Why is it important for Godot never to appear in Waiting for Godot?

It is important for Godot not to arrive. This important absence might be interpreted in thousands of ways depending on what one considers to be the real identity of Godot in Beckett's play. Godot is everything and nothing at the same time, a sacred all powerful absence as a force of life--a God, a dictator, the significance of life, a mother/father figure, order, beauty, love, the object cause of desire and so on.


The importance of Godot's non-arrival can be seen in a positive way as the dictatorial centre of power seems to be exposed in all its absence. It is an unacknowledged political lack in the master. This decentring may be seen as liberative as in Tagore's plays. The absence may also be positive if we read Godot as a meta-narrative that answers all questions. Its non-arrival enables Didi and Gogo to be more individualistic, more egalitarian and work with their apparently meaningless micro-narratives of action.

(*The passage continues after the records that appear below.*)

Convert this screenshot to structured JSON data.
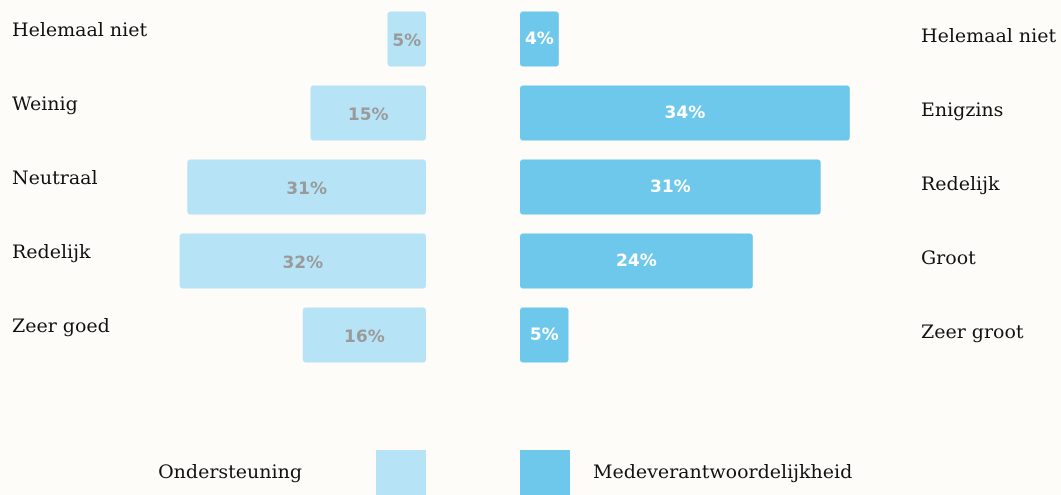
{
  "chart_data": {
    "type": "butterfly",
    "series": [
      {
        "name": "Ondersteuning",
        "color": "#b6e3f5",
        "label_color": "#9a9a9a",
        "categories": [
          "Helemaal niet",
          "Weinig",
          "Neutraal",
          "Redelijk",
          "Zeer goed"
        ],
        "values": [
          5,
          15,
          31,
          32,
          16
        ],
        "value_labels": [
          "5%",
          "15%",
          "31%",
          "32%",
          "16%"
        ]
      },
      {
        "name": "Medeverantwoordelijkheid",
        "color": "#6ec8ec",
        "label_color": "#ffffff",
        "categories": [
          "Helemaal niet",
          "Enigzins",
          "Redelijk",
          "Groot",
          "Zeer groot"
        ],
        "values": [
          4,
          34,
          31,
          24,
          5
        ],
        "value_labels": [
          "4%",
          "34%",
          "31%",
          "24%",
          "5%"
        ]
      }
    ]
  }
}
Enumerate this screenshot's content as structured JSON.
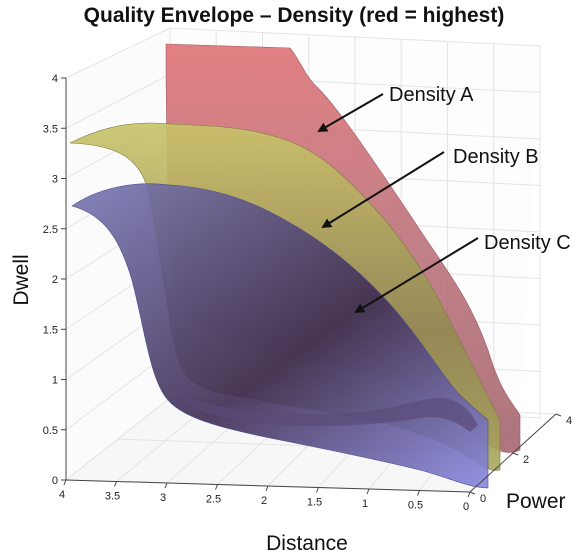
{
  "chart_data": {
    "type": "surface3d",
    "title": "Quality Envelope – Density (red = highest)",
    "xlabel": "Distance",
    "ylabel": "Dwell",
    "zlabel": "Power",
    "xlim": [
      0,
      4
    ],
    "ylim": [
      0,
      4
    ],
    "zlim": [
      0,
      4
    ],
    "x_ticks": [
      "4",
      "3.5",
      "3",
      "2.5",
      "2",
      "1.5",
      "1",
      "0.5",
      "0"
    ],
    "y_ticks": [
      "0",
      "0.5",
      "1",
      "1.5",
      "2",
      "2.5",
      "3",
      "3.5",
      "4"
    ],
    "z_ticks": [
      "0",
      "2",
      "4"
    ],
    "grid": true,
    "series": [
      {
        "name": "Density A",
        "color": "#d9686e",
        "peak_dwell": 4.0
      },
      {
        "name": "Density B",
        "color": "#b8b45e",
        "peak_dwell": 3.5
      },
      {
        "name": "Density C",
        "color": "#6f6fb6",
        "peak_dwell": 2.8
      }
    ],
    "annotations": [
      {
        "text": "Density A",
        "series": "Density A"
      },
      {
        "text": "Density B",
        "series": "Density B"
      },
      {
        "text": "Density C",
        "series": "Density C"
      }
    ]
  }
}
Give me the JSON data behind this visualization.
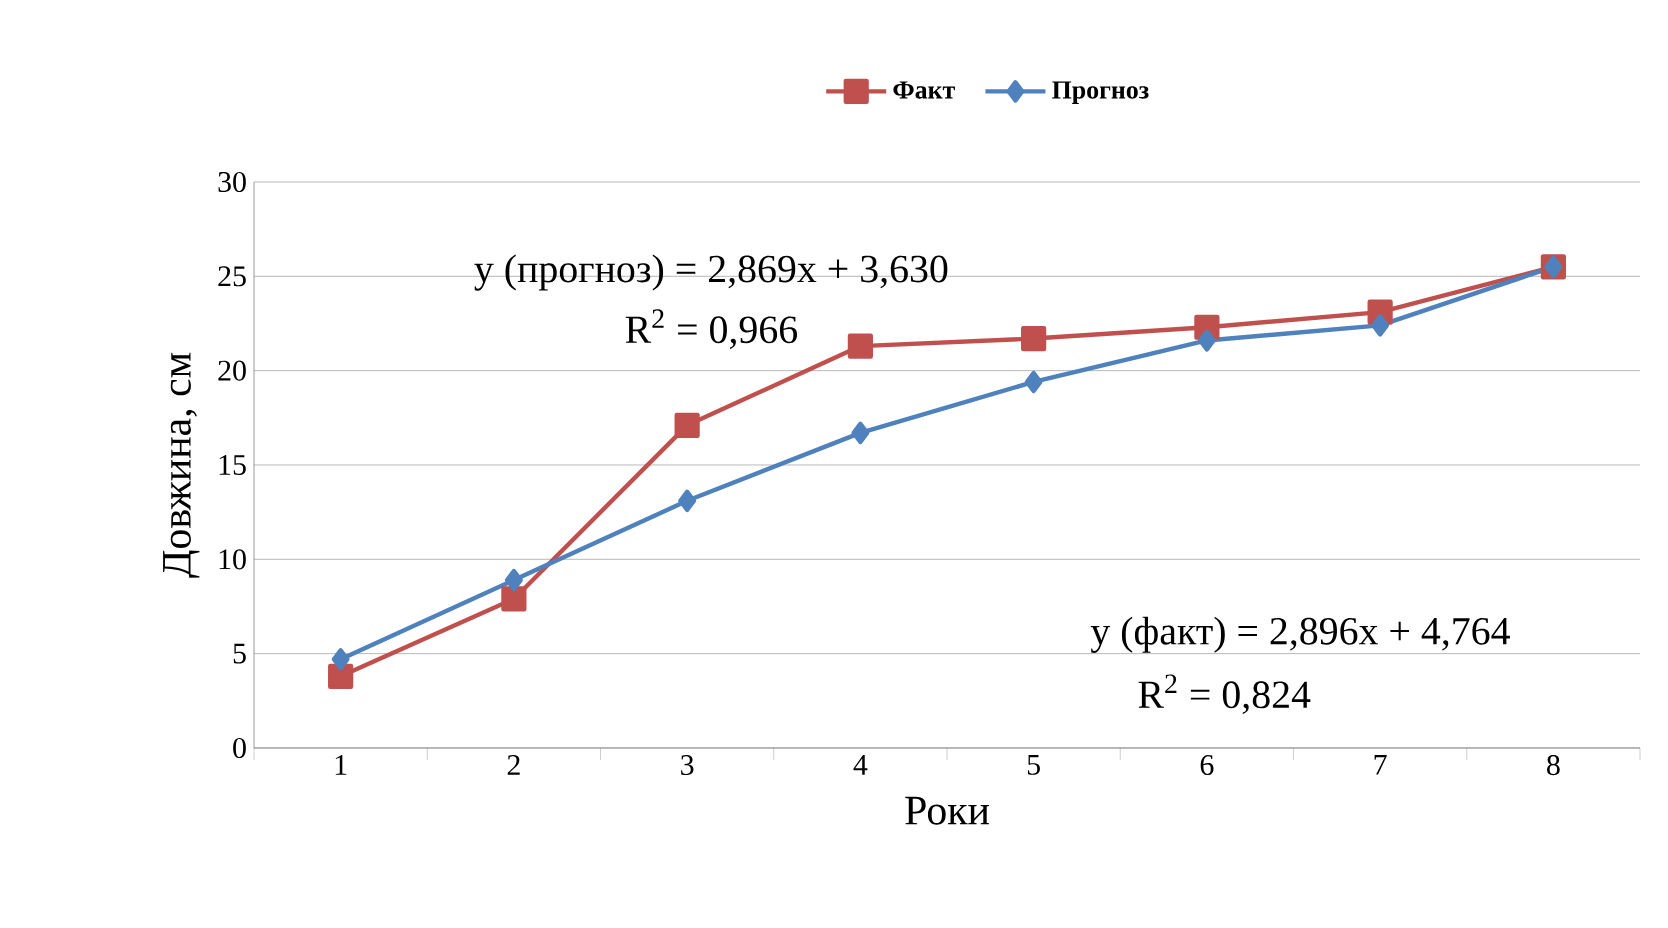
{
  "chart_data": {
    "type": "line",
    "xlabel": "Роки",
    "ylabel": "Довжина, см",
    "categories": [
      "1",
      "2",
      "3",
      "4",
      "5",
      "6",
      "7",
      "8"
    ],
    "series": [
      {
        "name": "Факт",
        "color": "#c0504d",
        "marker": "square",
        "values": [
          3.8,
          7.9,
          17.1,
          21.3,
          21.7,
          22.3,
          23.1,
          25.5
        ]
      },
      {
        "name": "Прогноз",
        "color": "#4f81bd",
        "marker": "diamond",
        "values": [
          4.7,
          8.9,
          13.1,
          16.7,
          19.4,
          21.6,
          22.4,
          25.5
        ]
      }
    ],
    "ylim": [
      0,
      30
    ],
    "yticks": [
      0,
      5,
      10,
      15,
      20,
      25,
      30
    ],
    "grid": "y",
    "legend": "top",
    "annotations": [
      "y (прогноз) = 2,869x + 3,630",
      "R$^{2}$ = 0,966",
      "y (факт) = 2,896x + 4,764",
      "R$^{2}$ = 0,824"
    ]
  }
}
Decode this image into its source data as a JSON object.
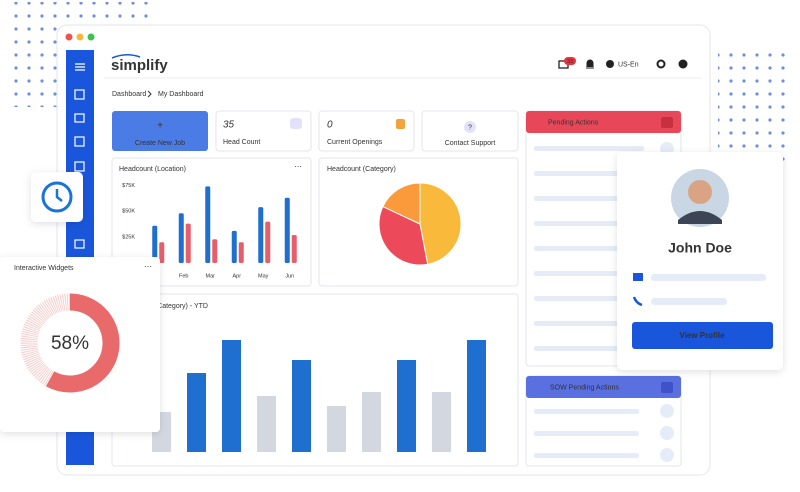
{
  "window": {
    "logo": "simplify",
    "notification_count": "33",
    "locale": "US-En"
  },
  "breadcrumb": {
    "root": "Dashboard",
    "current": "My Dashboard"
  },
  "cards": [
    {
      "icon": "+",
      "label": "Create New Job"
    },
    {
      "value": 35,
      "label": "Head Count"
    },
    {
      "value": 0,
      "label": "Current Openings"
    },
    {
      "icon": "?",
      "label": "Contact Support"
    }
  ],
  "panels": {
    "pending": "Pending Actions",
    "sow_pending": "SOW Pending Actions"
  },
  "profile": {
    "name": "John Doe",
    "button": "View Profile"
  },
  "chart_data": [
    {
      "type": "bar",
      "title": "Headcount (Location)",
      "categories": [
        null,
        "Feb",
        "Mar",
        "Apr",
        "May",
        "Jun"
      ],
      "series": [
        {
          "color": "#1f6fd1",
          "values": [
            36,
            48,
            74,
            31,
            54,
            63
          ]
        },
        {
          "color": "#e85d6a",
          "values": [
            20,
            38,
            23,
            20,
            40,
            27
          ]
        }
      ],
      "ylim": [
        0,
        85
      ],
      "yticks": [
        {
          "value": 25,
          "label": "$25K"
        },
        {
          "value": 50,
          "label": "$50K"
        },
        {
          "value": 75,
          "label": "$75K"
        }
      ]
    },
    {
      "type": "pie",
      "title": "Headcount (Category)",
      "values": [
        47,
        35,
        18
      ],
      "colors": [
        "#f9b93a",
        "#ec4a5a",
        "#fb9a3a"
      ]
    },
    {
      "type": "bar",
      "title": "Headcount (Category) - YTD",
      "values": [
        40,
        79,
        112,
        56,
        92,
        46,
        60,
        92,
        60,
        112
      ],
      "colors": [
        "#d3d8e0",
        "#1f6fd1",
        "#1f6fd1",
        "#d3d8e0",
        "#1f6fd1",
        "#d3d8e0",
        "#d3d8e0",
        "#1f6fd1",
        "#d3d8e0",
        "#1f6fd1"
      ],
      "ylim": [
        0,
        120
      ]
    },
    {
      "type": "donut",
      "title": "Interactive Widgets",
      "values": [
        58
      ],
      "value_labels": [
        "58%"
      ],
      "color": "#e96a6a"
    }
  ]
}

The failure of Godot in arriving may connote a dark vision of a hyper-real world where real signification has been complicated beyond existence, with the world turning complexly meaningless. It is the Derridean meaning--always deferred or the absurdist meaning--beyond the tentacles of logic.


Godot failing to arrive is as important as the fact that they still wait for him till eternity. This is the story of human courage, moving on in the void, working the way through the most restrictive of situations. That is Beckett's leason I think. One must go on, even as he knows he cannot go on.